No. It means exactly what it says: The contents must be encoded in utf-8.

> I *want* to follow standards. The problem is when I declare UTF-8, meaning
> use it for encoding,

Declaring it by putting a meta@charset element in a file does not magically set the actual encoding to utf-8. You have to actually encode the contents in utf-8.

> the browser shows the place-holders for the codepoints
> and the Validator says, "Error found while checking this document as HTML5!"
> 
> Please plug in the following page to the Validator (at validator.w3.org):
> http://ahangama.com/charset-utf-8.htm

That file is not encoded in utf-8. It's encoded in iso-8859-1, which is something very different from utf-8. The <meta http-equiv="content-type" content="text/html; charset=utf-8" /> element you have in there does not change the encoding of the file; all it does is, it makes a browser try to process it as utf-8 in spite of the fact that it's actually encoded in iso-8859-1. So the the browser ends up displaying replacement characters for some of the code points instead of showing the correct glyphs.

If you manually switch the encoding setting for that page in your browser to iso-8859-1, the characters will display in your browser as expected. 

> Clearly, Validator is wrong and has to be fixed.

There's nothing wrong with the validator.

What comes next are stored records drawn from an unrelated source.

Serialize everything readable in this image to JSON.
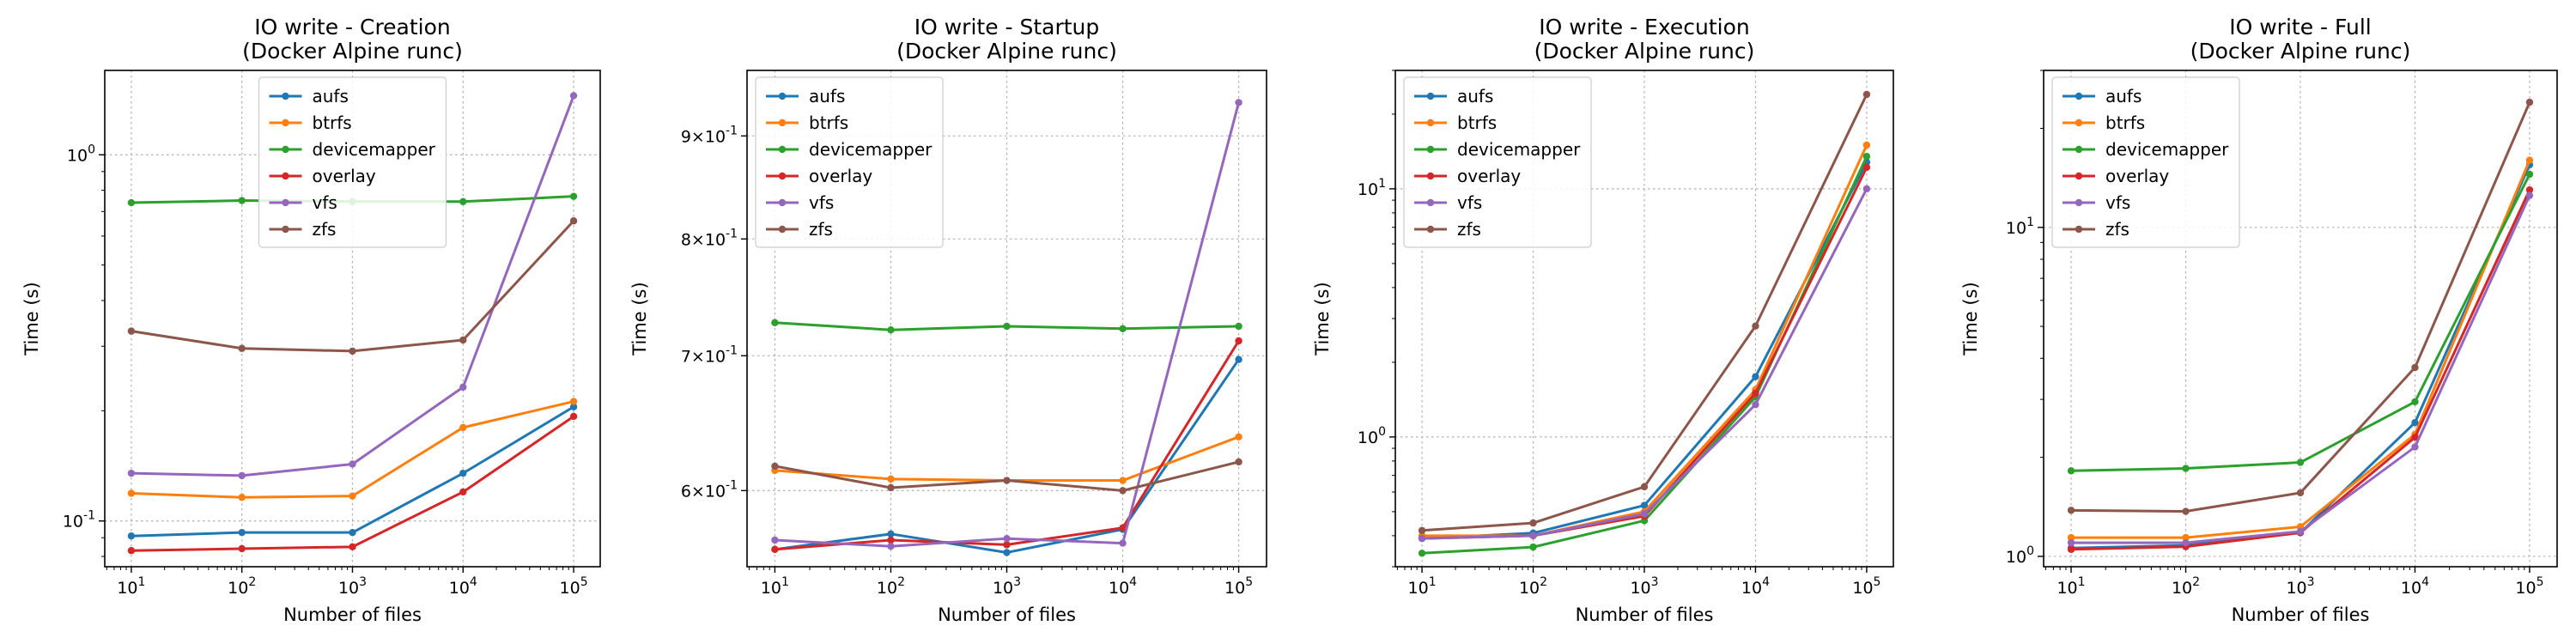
{
  "colors": {
    "aufs": "#1f77b4",
    "btrfs": "#ff7f0e",
    "devicemapper": "#2ca02c",
    "overlay": "#d62728",
    "vfs": "#9467bd",
    "zfs": "#8c564b"
  },
  "chart_data": [
    {
      "type": "line",
      "title": "IO write - Creation\n(Docker Alpine runc)",
      "xlabel": "Number of files",
      "ylabel": "Time (s)",
      "xscale": "log",
      "yscale": "log",
      "grid": true,
      "legend": "upper-center",
      "x": [
        10,
        100,
        1000,
        10000,
        100000
      ],
      "xticklabels": [
        "10^1",
        "10^2",
        "10^3",
        "10^4",
        "10^5"
      ],
      "ylim": [
        0.075,
        1.7
      ],
      "ymajor": [
        {
          "value": 0.1,
          "label": "10^-1"
        },
        {
          "value": 1,
          "label": "10^0"
        }
      ],
      "series": [
        {
          "name": "aufs",
          "values": [
            0.091,
            0.093,
            0.093,
            0.135,
            0.205
          ]
        },
        {
          "name": "btrfs",
          "values": [
            0.119,
            0.116,
            0.117,
            0.18,
            0.212
          ]
        },
        {
          "name": "devicemapper",
          "values": [
            0.74,
            0.75,
            0.745,
            0.745,
            0.77
          ]
        },
        {
          "name": "overlay",
          "values": [
            0.083,
            0.084,
            0.085,
            0.12,
            0.193
          ]
        },
        {
          "name": "vfs",
          "values": [
            0.135,
            0.133,
            0.143,
            0.232,
            1.45
          ]
        },
        {
          "name": "zfs",
          "values": [
            0.33,
            0.296,
            0.291,
            0.312,
            0.66
          ]
        }
      ]
    },
    {
      "type": "line",
      "title": "IO write - Startup\n(Docker Alpine runc)",
      "xlabel": "Number of files",
      "ylabel": "Time (s)",
      "xscale": "log",
      "yscale": "log",
      "grid": true,
      "legend": "upper-left",
      "x": [
        10,
        100,
        1000,
        10000,
        100000
      ],
      "xticklabels": [
        "10^1",
        "10^2",
        "10^3",
        "10^4",
        "10^5"
      ],
      "ylim": [
        0.55,
        0.97
      ],
      "ymajor": [
        {
          "value": 0.6,
          "label": "6×10^-1"
        },
        {
          "value": 0.7,
          "label": "7×10^-1"
        },
        {
          "value": 0.8,
          "label": "8×10^-1"
        },
        {
          "value": 0.9,
          "label": "9×10^-1"
        }
      ],
      "series": [
        {
          "name": "aufs",
          "values": [
            0.561,
            0.571,
            0.559,
            0.574,
            0.697
          ]
        },
        {
          "name": "btrfs",
          "values": [
            0.614,
            0.608,
            0.607,
            0.607,
            0.638
          ]
        },
        {
          "name": "devicemapper",
          "values": [
            0.727,
            0.721,
            0.724,
            0.722,
            0.724
          ]
        },
        {
          "name": "overlay",
          "values": [
            0.561,
            0.567,
            0.564,
            0.575,
            0.712
          ]
        },
        {
          "name": "vfs",
          "values": [
            0.567,
            0.563,
            0.568,
            0.565,
            0.935
          ]
        },
        {
          "name": "zfs",
          "values": [
            0.617,
            0.602,
            0.607,
            0.6,
            0.62
          ]
        }
      ]
    },
    {
      "type": "line",
      "title": "IO write - Execution\n(Docker Alpine runc)",
      "xlabel": "Number of files",
      "ylabel": "Time (s)",
      "xscale": "log",
      "yscale": "log",
      "grid": true,
      "legend": "upper-left",
      "x": [
        10,
        100,
        1000,
        10000,
        100000
      ],
      "xticklabels": [
        "10^1",
        "10^2",
        "10^3",
        "10^4",
        "10^5"
      ],
      "ylim": [
        0.3,
        30
      ],
      "ymajor": [
        {
          "value": 1,
          "label": "10^0"
        },
        {
          "value": 10,
          "label": "10^1"
        }
      ],
      "series": [
        {
          "name": "aufs",
          "values": [
            0.39,
            0.41,
            0.53,
            1.75,
            12.8
          ]
        },
        {
          "name": "btrfs",
          "values": [
            0.4,
            0.4,
            0.5,
            1.55,
            15.0
          ]
        },
        {
          "name": "devicemapper",
          "values": [
            0.34,
            0.36,
            0.46,
            1.45,
            13.5
          ]
        },
        {
          "name": "overlay",
          "values": [
            0.39,
            0.4,
            0.48,
            1.5,
            12.2
          ]
        },
        {
          "name": "vfs",
          "values": [
            0.39,
            0.4,
            0.49,
            1.35,
            10.0
          ]
        },
        {
          "name": "zfs",
          "values": [
            0.42,
            0.45,
            0.63,
            2.8,
            24.0
          ]
        }
      ]
    },
    {
      "type": "line",
      "title": "IO write - Full\n(Docker Alpine runc)",
      "xlabel": "Number of files",
      "ylabel": "Time (s)",
      "xscale": "log",
      "yscale": "log",
      "grid": true,
      "legend": "upper-left",
      "x": [
        10,
        100,
        1000,
        10000,
        100000
      ],
      "xticklabels": [
        "10^1",
        "10^2",
        "10^3",
        "10^4",
        "10^5"
      ],
      "ylim": [
        0.93,
        30
      ],
      "ymajor": [
        {
          "value": 1,
          "label": "10^0"
        },
        {
          "value": 10,
          "label": "10^1"
        }
      ],
      "series": [
        {
          "name": "aufs",
          "values": [
            1.06,
            1.08,
            1.18,
            2.55,
            15.5
          ]
        },
        {
          "name": "btrfs",
          "values": [
            1.14,
            1.14,
            1.23,
            2.35,
            16.0
          ]
        },
        {
          "name": "devicemapper",
          "values": [
            1.82,
            1.85,
            1.93,
            2.95,
            14.5
          ]
        },
        {
          "name": "overlay",
          "values": [
            1.05,
            1.07,
            1.18,
            2.3,
            13.0
          ]
        },
        {
          "name": "vfs",
          "values": [
            1.1,
            1.1,
            1.19,
            2.15,
            12.5
          ]
        },
        {
          "name": "zfs",
          "values": [
            1.38,
            1.37,
            1.56,
            3.75,
            24.0
          ]
        }
      ]
    }
  ]
}
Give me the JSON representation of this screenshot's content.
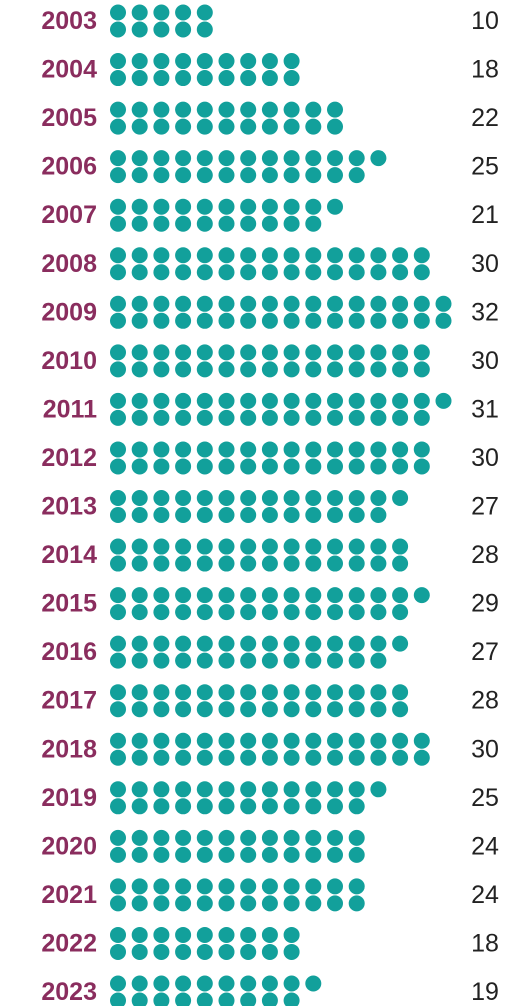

The problem is that you don't actually have that file encoded in utf-8. You need to figure out how to actually encode it in utf-8 in whatever editor you're using, and then try again.

Comment 4 Michael[tm] Smith 2013-06-20 04:17:35 UTC

By the way, for checking HTML5 files, I recommend you use http://validator.w3.org/nu/ instead of http://validator.w3.org/

Comment 5 jc ahágama 2013-06-25 20:11:20 UTC

I understand now. Thank you for explaining so clearly. My fault.

My problem has been that I still use HTML-Kit that has no choices of encoding types. I suspect the new ruling will upgrade from SHOULD to MUST forcing files like what I write (and all Western European pages) to be larger, unnecessarily taking up precious bandwidth. I think Latin Basic and Latin-1 Supplement can both go as safe single-byte if the first 32 characters of the latter are prohibited or windows-1252 allowed instead.

Anyway, I put the shown file into Notepad and saved it as utf-8 to get the passing page. Thank you. And thanks for telling me to use the NU page which is friendlier:
http://hathvenibalavegaya.com/index.htm <== utf-8 (20,038 bytes) 
http://hathvenibalavegaya.com/indexOld.htm <== windows-1252 (18,633 bytes)

I beg the great technocrats to allow windows-1252 for the sake of the poor, like those living in Sri Lanka, and the public network that has lot of Western European documents. <-- My proposed patch of penny's worth.